Good products
May 7, 2015
You know of my love for old-school HP calculators (especially the HP 42S). In general, brands gaining my trust are rare. Only a few reached a status that make future purchases embalmed in confidence: confidence that my choice will be the right one.
Rock solid
Below, you can find my personal list of purchase trust:
- Hp printers: I bought my first laser printer in 1989 (a 4L); I’m still buying HP printers, whether they are laser or inkjet printers. Not a single one has let me down. Good printing/scanning quality, acceptable running costs. Even at the office – when given a choice – I will choose an HP printer.
- Braun shavers: I bought a Philips shaver once; I used it for a few months and then – after people started complaining that I should shave more often – again, I bought a Braun. The shaving is effortless and quick. The battery management is magnificent: batteries last a decade and the prediction on how many shaving minutes are left is awkwardly accurate.
- Samsung products: I can’t mention a specific product line.

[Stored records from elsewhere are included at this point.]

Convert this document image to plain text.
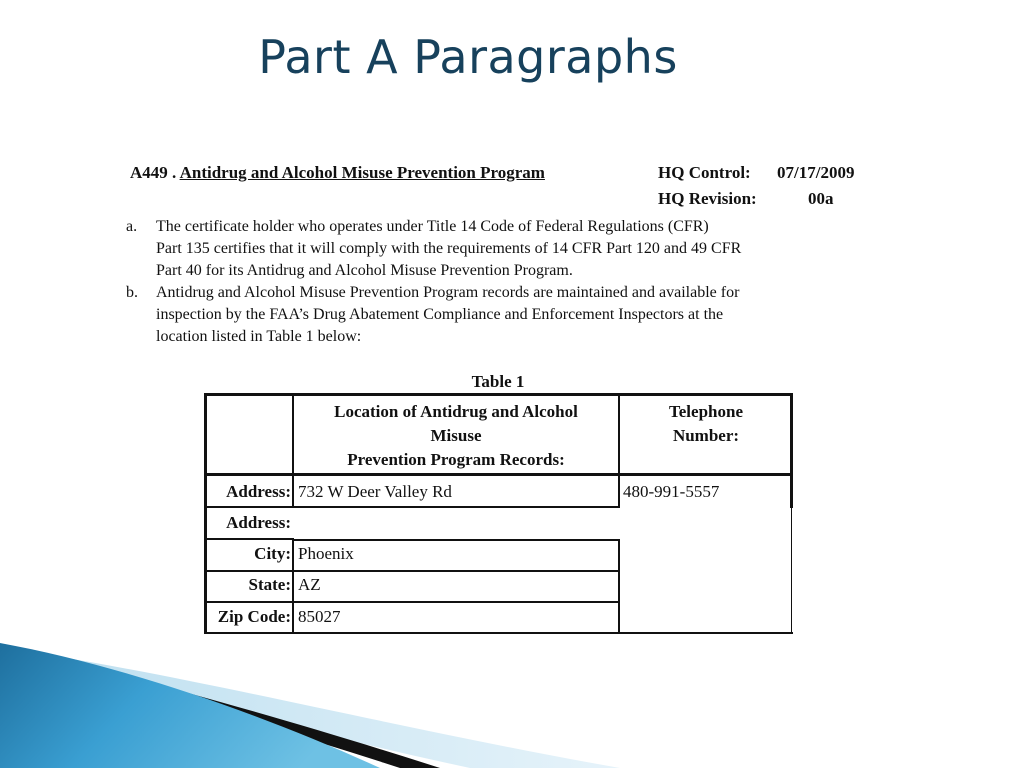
Part A Paragraphs
A449 . Antidrug and Alcohol Misuse Prevention Program	HQ Control: 07/17/2009
HQ Revision:	00a
a. The certificate holder who operates under Title 14 Code of Federal Regulations (CFR)
Part 135 certifies that it will comply with the requirements of 14 CFR Part 120 and 49 CFR
Part 40 for its Antidrug and Alcohol Misuse Prevention Program.
b. Antidrug and Alcohol Misuse Prevention Program records are maintained and available for
inspection by the FAA’s Drug Abatement Compliance and Enforcement Inspectors at the
location listed in Table 1 below:
Table 1
Location of Antidrug and Alcohol
Misuse
Prevention Program Records:
Telephone
Number:
Address:
Address:
City:
State:
Zip Code:
732 W Deer Valley Rd
Phoenix
AZ
85027
480-991-5557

It think that the South-Koreans from Samsung make a wide variety of very good products. I buy Samsung a lot: it all started with a 1Gb Yepp music player that supported Ogg-vorbis and some decent SRS-labs sound effects at an attractive price. It ran off a single standard AA battery. That’s what I call decent and straightforward technology. I didn’t need to install any specific software. The device just mounted as a bulk data device. Plug and play! Ten years later, I’m still using it. These days I have several Samsung harddrives, several LCD screens, Samsung memory for my laptop and even a Samsung cell phone.
- And then the top of the bill: GNU/Linux. I’ve used slackware, mandrake, redhat, fedora, kubuntu and now more recently, plain ubuntu. Whenever I log on to my machine, it feels like coming home into a safe harbor of crea- and produc-tivity. Thanks to Torvalds and Stallman and the hurd of people supporting the free software and open source paradigm.
Does this mean that I just select any model out of the ‘approved’ brand-line? No, I spend quite some time documenting myself: analysis of my requirements, reading technical specs, browsing through user reviews – I take my time. I even consider other options. However, I still return to the safe harbor of trust.
What about iStuff and uStuff?
You will have noticed some notorious absents from my list: Apple, just to mention one. I’m not into apple. Too expensive, too closed, too... Microsoft to name another: I use Microsoft because my employer requires me to. I’m not tied to a car manufacturer either. I’ve driven many cars and for every one of them I loved some aspects and hated other aspects.
Circle of trust
Why do I bother declaring my love to some brands? To thank the engineers for doing a great job. Does it mean that the engineers working for other brands are doing a lousy job? No. Engineers always do a great job. However, it often goes unnoticed. My message: keep working hard. Your goal is to get in my circle of trust!